L'expansion solaire ouvre une seconde transition: gérer les équipements hors service. Une étude internationale présentée par Times of India projette 297 à 402 millions de tonnes cumulées de déchets photovoltaïques en 2060. La fourchette traduit plusieurs scénarios d'installation, de durée de vie et de retrait; elle n'est pas inévitable.
Les modules fonctionnent généralement 25 à 30 ans. Après deux décennies de forte croissance, la première grande vague arrivera après 2040; les pays à revenu intermédiaire, surtout la Chine, produiraient une large part du flux. Attendre le pic laisserait peu de temps pour autoriser les usines, organiser la logistique et former les salariés.
Un panneau contient beaucoup de verre et d'aluminium, mais aussi silicium, argent, cuivre et tellure valorisables. Il peut inclure plomb ou cadmium exigeant un traitement sûr. Les procédés simples récupèrent cadres et verre, mais perdent les matériaux purs; les technologies avancées demandent investissement, échelle et contrôle environnemental.
L'équipe de Chine, d'Australie et de Suède a modélisé 1 708 combinaisons dans 32 régions. Elle a comparé installations locales, prix, commerce et subventions. Les résultats favorisent des solutions adaptées et la coopération internationale, car distance, composition, énergie et capacité industrielle modifient les coûts.
Dans de bonnes conditions, la valeur récupérable approcherait 1 000 milliards de dollars et éviterait des milliards de tonnes d'équivalent CO2. Ce sont des potentiels modélisés, non des recettes garanties: ils dépendent de la collecte, des rendements, des prix, de l'énergie et des acheteurs de matières secondaires.

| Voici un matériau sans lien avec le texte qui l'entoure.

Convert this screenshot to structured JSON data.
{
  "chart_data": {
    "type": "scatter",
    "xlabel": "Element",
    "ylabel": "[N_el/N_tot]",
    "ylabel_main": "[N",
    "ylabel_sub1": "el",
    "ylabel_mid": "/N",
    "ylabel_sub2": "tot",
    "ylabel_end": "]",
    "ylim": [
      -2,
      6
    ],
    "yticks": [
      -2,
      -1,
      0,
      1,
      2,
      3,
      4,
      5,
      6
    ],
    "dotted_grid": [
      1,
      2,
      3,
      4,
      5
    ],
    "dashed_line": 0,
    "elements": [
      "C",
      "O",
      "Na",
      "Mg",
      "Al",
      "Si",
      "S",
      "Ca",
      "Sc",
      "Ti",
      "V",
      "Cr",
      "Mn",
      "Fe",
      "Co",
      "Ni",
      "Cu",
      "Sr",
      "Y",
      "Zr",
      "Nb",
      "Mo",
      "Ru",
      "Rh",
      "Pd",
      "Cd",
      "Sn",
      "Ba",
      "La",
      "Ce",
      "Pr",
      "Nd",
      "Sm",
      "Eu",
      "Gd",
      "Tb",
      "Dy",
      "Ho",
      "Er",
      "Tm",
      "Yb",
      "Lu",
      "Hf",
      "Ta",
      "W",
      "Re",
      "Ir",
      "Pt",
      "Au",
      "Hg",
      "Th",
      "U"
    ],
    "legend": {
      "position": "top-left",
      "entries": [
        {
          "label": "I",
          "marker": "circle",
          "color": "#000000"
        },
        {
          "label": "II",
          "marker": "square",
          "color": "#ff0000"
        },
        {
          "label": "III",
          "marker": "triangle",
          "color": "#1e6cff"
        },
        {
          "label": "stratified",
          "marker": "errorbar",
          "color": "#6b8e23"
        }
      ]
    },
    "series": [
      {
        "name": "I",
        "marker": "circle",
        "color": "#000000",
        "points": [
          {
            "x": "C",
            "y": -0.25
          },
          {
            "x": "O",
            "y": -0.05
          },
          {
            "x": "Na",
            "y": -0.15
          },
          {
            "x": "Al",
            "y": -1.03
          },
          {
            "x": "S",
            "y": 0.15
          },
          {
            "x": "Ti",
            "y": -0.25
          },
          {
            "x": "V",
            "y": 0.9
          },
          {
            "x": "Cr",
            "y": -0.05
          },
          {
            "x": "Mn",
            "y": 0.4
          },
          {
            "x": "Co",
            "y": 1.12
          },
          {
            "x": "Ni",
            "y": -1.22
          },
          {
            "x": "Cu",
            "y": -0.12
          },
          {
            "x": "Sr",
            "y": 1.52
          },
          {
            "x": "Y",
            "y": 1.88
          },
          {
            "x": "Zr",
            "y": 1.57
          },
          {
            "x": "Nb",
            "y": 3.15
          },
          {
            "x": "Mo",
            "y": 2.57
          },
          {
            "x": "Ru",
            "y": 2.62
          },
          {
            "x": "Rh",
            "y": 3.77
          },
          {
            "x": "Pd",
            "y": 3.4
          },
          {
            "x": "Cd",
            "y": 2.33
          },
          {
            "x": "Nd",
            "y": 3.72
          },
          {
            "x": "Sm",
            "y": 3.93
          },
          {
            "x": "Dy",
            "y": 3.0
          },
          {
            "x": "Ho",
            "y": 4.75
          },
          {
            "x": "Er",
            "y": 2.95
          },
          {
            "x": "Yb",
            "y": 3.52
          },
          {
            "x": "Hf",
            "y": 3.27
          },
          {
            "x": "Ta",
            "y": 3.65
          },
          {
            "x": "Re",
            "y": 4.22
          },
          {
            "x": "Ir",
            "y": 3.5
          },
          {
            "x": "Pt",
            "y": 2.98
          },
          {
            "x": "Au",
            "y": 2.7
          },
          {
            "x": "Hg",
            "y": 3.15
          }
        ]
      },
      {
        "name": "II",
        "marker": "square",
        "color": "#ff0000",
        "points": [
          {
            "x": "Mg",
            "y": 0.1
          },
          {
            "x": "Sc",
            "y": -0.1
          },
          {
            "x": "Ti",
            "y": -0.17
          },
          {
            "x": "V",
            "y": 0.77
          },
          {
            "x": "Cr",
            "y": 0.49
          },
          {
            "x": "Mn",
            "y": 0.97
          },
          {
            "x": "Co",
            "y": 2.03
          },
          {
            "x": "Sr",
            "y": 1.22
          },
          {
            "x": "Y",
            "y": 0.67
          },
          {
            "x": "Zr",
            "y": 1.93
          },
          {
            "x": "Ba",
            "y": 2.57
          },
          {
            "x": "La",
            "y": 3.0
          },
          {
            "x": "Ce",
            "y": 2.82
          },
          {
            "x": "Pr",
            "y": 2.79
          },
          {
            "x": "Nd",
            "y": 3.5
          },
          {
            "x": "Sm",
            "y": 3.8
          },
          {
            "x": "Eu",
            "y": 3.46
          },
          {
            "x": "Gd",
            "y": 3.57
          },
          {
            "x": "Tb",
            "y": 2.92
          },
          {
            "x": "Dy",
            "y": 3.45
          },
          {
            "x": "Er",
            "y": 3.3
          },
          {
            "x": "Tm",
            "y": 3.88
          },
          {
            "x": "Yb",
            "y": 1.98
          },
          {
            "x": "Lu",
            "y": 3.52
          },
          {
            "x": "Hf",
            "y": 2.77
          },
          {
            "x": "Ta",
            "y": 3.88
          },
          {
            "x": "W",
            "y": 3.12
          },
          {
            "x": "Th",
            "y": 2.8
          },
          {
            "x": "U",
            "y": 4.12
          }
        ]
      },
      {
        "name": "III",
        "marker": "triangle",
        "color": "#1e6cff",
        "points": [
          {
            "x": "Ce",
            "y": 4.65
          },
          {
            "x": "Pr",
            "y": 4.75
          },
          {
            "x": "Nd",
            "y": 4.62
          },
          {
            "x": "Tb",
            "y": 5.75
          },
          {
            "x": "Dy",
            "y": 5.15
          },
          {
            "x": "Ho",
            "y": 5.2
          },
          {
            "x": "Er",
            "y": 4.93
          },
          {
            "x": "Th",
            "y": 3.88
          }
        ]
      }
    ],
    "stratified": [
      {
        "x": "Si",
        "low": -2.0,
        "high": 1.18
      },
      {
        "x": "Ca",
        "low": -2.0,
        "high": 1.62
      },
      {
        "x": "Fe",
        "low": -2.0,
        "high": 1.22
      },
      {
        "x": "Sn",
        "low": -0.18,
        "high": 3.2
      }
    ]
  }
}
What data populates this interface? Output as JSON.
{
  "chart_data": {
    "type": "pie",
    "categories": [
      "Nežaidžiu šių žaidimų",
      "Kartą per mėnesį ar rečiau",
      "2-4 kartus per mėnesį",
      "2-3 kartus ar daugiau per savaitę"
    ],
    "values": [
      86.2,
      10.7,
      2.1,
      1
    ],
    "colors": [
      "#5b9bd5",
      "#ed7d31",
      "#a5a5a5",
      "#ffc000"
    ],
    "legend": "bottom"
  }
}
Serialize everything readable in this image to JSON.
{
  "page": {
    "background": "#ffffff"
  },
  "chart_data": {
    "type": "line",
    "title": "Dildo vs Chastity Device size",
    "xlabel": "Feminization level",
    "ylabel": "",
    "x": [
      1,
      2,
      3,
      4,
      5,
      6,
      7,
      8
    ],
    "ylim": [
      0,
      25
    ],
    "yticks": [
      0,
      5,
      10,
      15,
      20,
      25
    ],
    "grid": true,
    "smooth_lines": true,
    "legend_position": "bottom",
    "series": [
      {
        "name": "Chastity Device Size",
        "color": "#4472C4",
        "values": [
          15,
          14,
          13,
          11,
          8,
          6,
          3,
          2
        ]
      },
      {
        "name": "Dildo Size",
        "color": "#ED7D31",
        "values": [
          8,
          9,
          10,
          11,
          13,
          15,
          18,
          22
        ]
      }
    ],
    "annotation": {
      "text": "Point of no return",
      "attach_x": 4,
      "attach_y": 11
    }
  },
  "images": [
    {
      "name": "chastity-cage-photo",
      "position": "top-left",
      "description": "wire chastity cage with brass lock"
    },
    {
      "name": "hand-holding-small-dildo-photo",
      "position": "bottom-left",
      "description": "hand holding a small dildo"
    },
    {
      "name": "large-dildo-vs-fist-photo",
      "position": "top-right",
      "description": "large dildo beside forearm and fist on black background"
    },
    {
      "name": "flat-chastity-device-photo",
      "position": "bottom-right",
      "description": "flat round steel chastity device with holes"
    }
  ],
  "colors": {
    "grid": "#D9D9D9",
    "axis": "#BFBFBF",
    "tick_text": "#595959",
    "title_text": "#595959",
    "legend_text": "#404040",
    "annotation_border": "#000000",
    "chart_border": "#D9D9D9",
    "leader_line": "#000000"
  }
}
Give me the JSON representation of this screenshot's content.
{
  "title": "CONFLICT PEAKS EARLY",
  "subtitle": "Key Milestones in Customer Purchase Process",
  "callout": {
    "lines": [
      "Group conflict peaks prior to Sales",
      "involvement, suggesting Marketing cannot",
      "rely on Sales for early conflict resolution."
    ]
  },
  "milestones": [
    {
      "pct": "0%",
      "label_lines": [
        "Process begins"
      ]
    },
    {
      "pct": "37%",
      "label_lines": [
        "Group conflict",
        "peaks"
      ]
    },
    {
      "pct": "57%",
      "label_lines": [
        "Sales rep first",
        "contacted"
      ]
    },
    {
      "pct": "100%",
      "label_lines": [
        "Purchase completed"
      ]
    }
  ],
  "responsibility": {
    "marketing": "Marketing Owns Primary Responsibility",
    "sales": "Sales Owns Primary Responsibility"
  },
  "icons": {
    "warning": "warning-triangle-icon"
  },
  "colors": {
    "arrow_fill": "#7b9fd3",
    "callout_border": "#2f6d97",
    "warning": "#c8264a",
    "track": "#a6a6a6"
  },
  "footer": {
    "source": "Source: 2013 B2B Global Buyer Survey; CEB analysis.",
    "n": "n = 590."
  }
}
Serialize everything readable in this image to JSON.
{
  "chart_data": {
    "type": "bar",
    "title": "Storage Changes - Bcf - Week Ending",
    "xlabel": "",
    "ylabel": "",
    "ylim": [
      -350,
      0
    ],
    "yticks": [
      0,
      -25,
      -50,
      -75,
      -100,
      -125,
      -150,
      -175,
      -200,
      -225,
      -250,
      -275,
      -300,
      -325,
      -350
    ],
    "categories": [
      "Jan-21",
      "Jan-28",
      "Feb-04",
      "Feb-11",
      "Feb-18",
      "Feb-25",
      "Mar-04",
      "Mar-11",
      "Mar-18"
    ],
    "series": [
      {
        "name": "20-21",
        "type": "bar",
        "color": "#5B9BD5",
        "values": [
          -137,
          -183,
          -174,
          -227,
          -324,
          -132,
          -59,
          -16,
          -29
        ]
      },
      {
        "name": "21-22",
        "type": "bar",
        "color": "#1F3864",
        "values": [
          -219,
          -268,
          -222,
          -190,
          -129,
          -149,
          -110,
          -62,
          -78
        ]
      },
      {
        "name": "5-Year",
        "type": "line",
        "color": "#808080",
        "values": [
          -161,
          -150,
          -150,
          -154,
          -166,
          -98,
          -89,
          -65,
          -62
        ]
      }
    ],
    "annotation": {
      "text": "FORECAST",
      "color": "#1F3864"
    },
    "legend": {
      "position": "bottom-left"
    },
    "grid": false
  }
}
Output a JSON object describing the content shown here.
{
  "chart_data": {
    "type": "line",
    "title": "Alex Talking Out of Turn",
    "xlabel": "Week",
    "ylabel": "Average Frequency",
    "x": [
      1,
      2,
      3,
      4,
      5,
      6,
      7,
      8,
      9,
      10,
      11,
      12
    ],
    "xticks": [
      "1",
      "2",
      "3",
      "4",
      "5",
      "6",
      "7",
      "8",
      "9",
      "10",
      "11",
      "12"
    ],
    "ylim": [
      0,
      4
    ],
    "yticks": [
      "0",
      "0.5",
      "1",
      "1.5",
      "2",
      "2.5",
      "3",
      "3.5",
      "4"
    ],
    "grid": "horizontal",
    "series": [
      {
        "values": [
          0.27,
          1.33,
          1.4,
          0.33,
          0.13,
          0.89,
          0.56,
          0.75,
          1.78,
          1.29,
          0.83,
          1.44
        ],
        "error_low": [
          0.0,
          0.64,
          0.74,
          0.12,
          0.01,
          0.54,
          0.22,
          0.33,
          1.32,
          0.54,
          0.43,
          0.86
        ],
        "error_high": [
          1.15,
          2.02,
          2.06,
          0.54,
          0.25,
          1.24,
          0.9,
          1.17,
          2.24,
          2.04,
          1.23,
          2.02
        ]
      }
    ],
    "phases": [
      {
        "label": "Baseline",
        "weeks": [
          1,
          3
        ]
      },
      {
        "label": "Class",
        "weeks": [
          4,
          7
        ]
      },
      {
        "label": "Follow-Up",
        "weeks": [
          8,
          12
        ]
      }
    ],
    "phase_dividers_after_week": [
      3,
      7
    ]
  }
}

La solution mondiale la moins chère n'est pas toujours la plus juste. Expédier les déchets vers les usines efficaces peut concentrer les gains dans les économies riches et laisser ailleurs les charges. L'étude propose des subventions décroissantes: soutien initial, puis retrait graduel quand les installations deviennent viables.
La politique doit précéder la vague avec responsabilité du producteur, traçabilité, normes de réparation et réemploi, interdiction de l'abandon et conception démontable. Le résultat se mesurera à la collecte réelle, à la pureté et au devenir des matières, aux émissions évitées, à la sécurité et à la répartition régionale de la valeur.